US 11,886,813 B2
Efficient automatic punctuation with robust inference
Maury Courtland, McLean, VA (US); Adam Faulkner, McLean, VA (US); and Gayle McElvain, McLean, VA (US)
Assigned to Capital One Services, LLC, McLean, VA (US)
Filed by Capital One Services, LLC, McLean, VA (US)
Filed on Sep. 24, 2020, as Appl. No. 17/030,827.
Claims priority of provisional application 63/009,391, filed on Apr. 13, 2020.
Prior Publication US 2021/0319176 A1, Oct. 14, 2021
Int. Cl. G06F 40/253 (2020.01); G06F 40/30 (2020.01); G06F 40/284 (2020.01); G10L 15/22 (2006.01); G10L 15/02 (2006.01)

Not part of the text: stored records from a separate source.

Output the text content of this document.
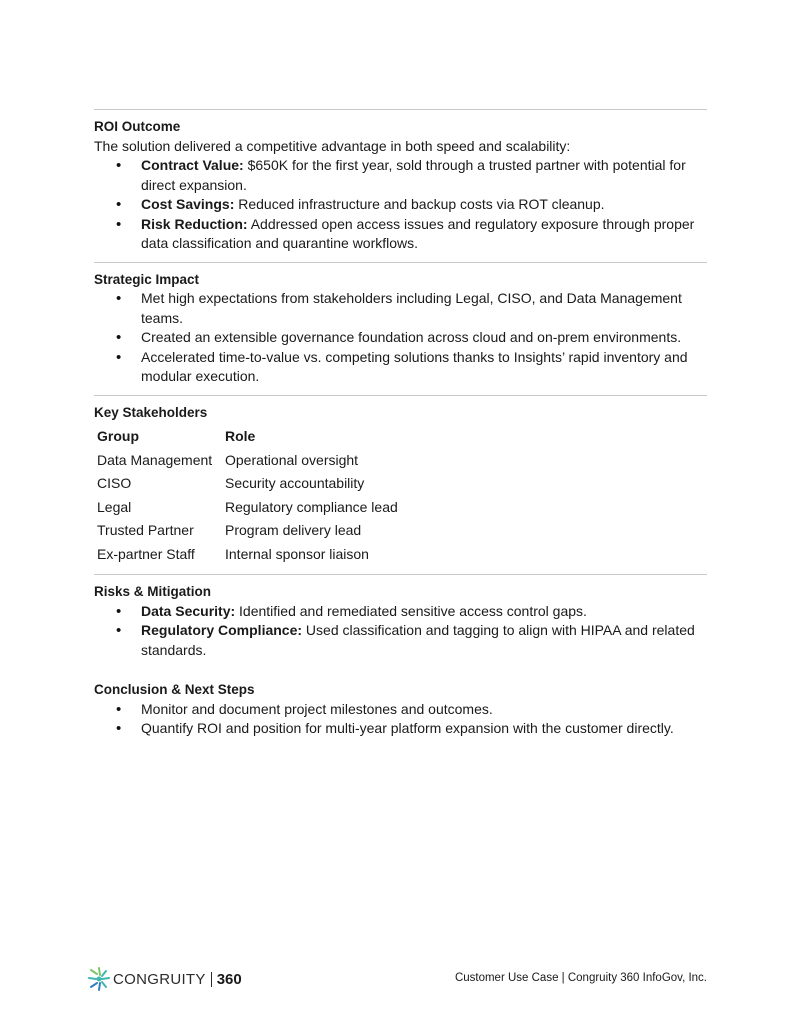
ROI Outcome

The solution delivered a competitive advantage in both speed and scalability:

• Contract Value: $650K for the first year, sold through a trusted partner with potential for direct expansion.
• Cost Savings: Reduced infrastructure and backup costs via ROT cleanup.
• Risk Reduction: Addressed open access issues and regulatory exposure through proper data classification and quarantine workflows.

Strategic Impact

• Met high expectations from stakeholders including Legal, CISO, and Data Management teams.
• Created an extensible governance foundation across cloud and on-prem environments.
• Accelerated time-to-value vs. competing solutions thanks to Insights’ rapid inventory and modular execution.

Key Stakeholders

Group	Role
Data Management	Operational oversight
CISO	Security accountability
Legal	Regulatory compliance lead
Trusted Partner	Program delivery lead
Ex-partner Staff	Internal sponsor liaison

Risks & Mitigation

• Data Security: Identified and remediated sensitive access control gaps.
• Regulatory Compliance: Used classification and tagging to align with HIPAA and related standards.

Conclusion & Next Steps

• Monitor and document project milestones and outcomes.
• Quantify ROI and position for multi-year platform expansion with the customer directly.
CONGRUITY 360	Customer Use Case | Congruity 360 InfoGov, Inc.
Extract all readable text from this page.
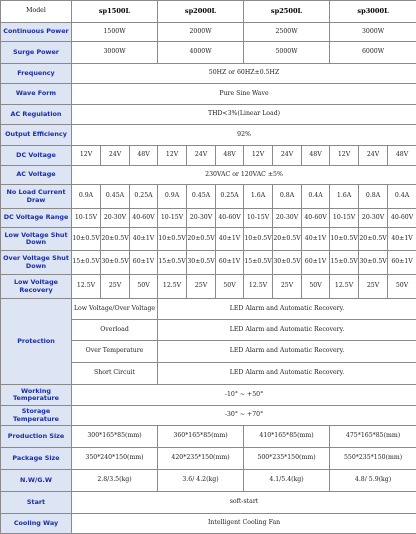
Model	sp1500L			sp2000L			sp2500L			sp3000L		
Continuous Power	1500W			2000W			2500W			3000W		
Surge Power	3000W			4000W			5000W			6000W		
Frequency	50HZ or 60HZ±0.5HZ											
Wave Form	Pure Sine Wave											
AC Regulation	THD<3%(Linear Load)											
Output Efficiency	92%											
DC Voltage	12V	24V	48V	12V	24V	48V	12V	24V	48V	12V	24V	48V
AC Voltage	230VAC or 120VAC ±5%											
No Load Current Draw	0.9A	0.45A	0.25A	0.9A	0.45A	0.25A	1.6A	0.8A	0.4A	1.6A	0.8A	0.4A
DC Voltage Range	10-15V	20-30V	40-60V	10-15V	20-30V	40-60V	10-15V	20-30V	40-60V	10-15V	20-30V	40-60V
Low Voltage Shut Down	10±0.5V	20±0.5V	40±1V	10±0.5V	20±0.5V	40±1V	10±0.5V	20±0.5V	40±1V	10±0.5V	20±0.5V	40±1V
Over Voltage Shut Down	15±0.5V	30±0.5V	60±1V	15±0.5V	30±0.5V	60±1V	15±0.5V	30±0.5V	60±1V	15±0.5V	30±0.5V	60±1V
Low Voltage Recovery	12.5V	25V	50V	12.5V	25V	50V	12.5V	25V	50V	12.5V	25V	50V
Protection	Low Voltage/Over Voltage			LED Alarm and Automatic Recovery.								
	Overload			LED Alarm and Automatic Recovery.								
	Over Temperature			LED Alarm and Automatic Recovery.								
	Short Circuit			LED Alarm and Automatic Recovery.								
Working Temperature	-10° ~ +50°											
Storage Temperature	-30° ~ +70°											
Production Size	300*165*85(mm)			360*165*85(mm)			410*165*85(mm)			475*165*85(mm)		
Package Size	350*240*150(mm)			420*235*150(mm)			500*235*150(mm)			550*235*150(mm)		
N.W/G.W	2.8/3.5(kg)			3.6/ 4.2(kg)			4.1/5.4(kg)			4.8/ 5.9(kg)		
Start	soft-start											
Cooling Way	Intelligent Cooling Fan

CPC G06F 40/253 (2020.01) [G06F 40/284 (2020.01); G06F 40/30 (2020.01); G10L 15/02 (2013.01); G10L 15/22 (2013.01)] 18 Claims
OG exemplary drawing
 
1. A computer-implemented method for automatically punctuating text, the method comprising:
(a) applying, by one or more computing devices, a text string to a first component of a non-recurrent neural network trained to generate one or more contextualized vectors representing a contextualized meaning for each word in the text string, and wherein the first component determines the contextualized vectors by processing each word in the text string in parallel with one another;
(b) generating, by the first component, the one or more contextualized vectors;
(c) applying, by the one or more computing devices, an output of the contextualized vectors by the first component to a second component of the non-recurrent neural network trained to generate a set of probability values for each word in the text string, wherein the set of probability values indicates a likelihood that a punctuation mark exists for each word in the text string, and wherein the second component determines the set of probability values by processing the contextualized vectors in parallel with one another;
(d) generating, by a first linear layer of the second component, a first set of vectors representing a compressed representation for each of the contextualized vectors output by the first component, wherein the first set of vectors is generated based on multiplying each of the contextualized vectors output by the first component with a first set of tunable parameters trained to predict the punctuation mark;
(e) concatenating, after the first linear layer, the first set of vectors into a further vector;
(f) generating, by the second component, the set of probability values;
(g) transmitting, by the one or more computing devices, the set of probability values to a text generation engine to generate a formatted text string based on the set of probability values, wherein the formatted text string includes the punctuation mark for each word of the text string, wherein the applying the text string to the first component, applying the contextualized vectors output, and the transmitting occur in real-time; and
(h) generating, by the text generation engine, the formatted text string.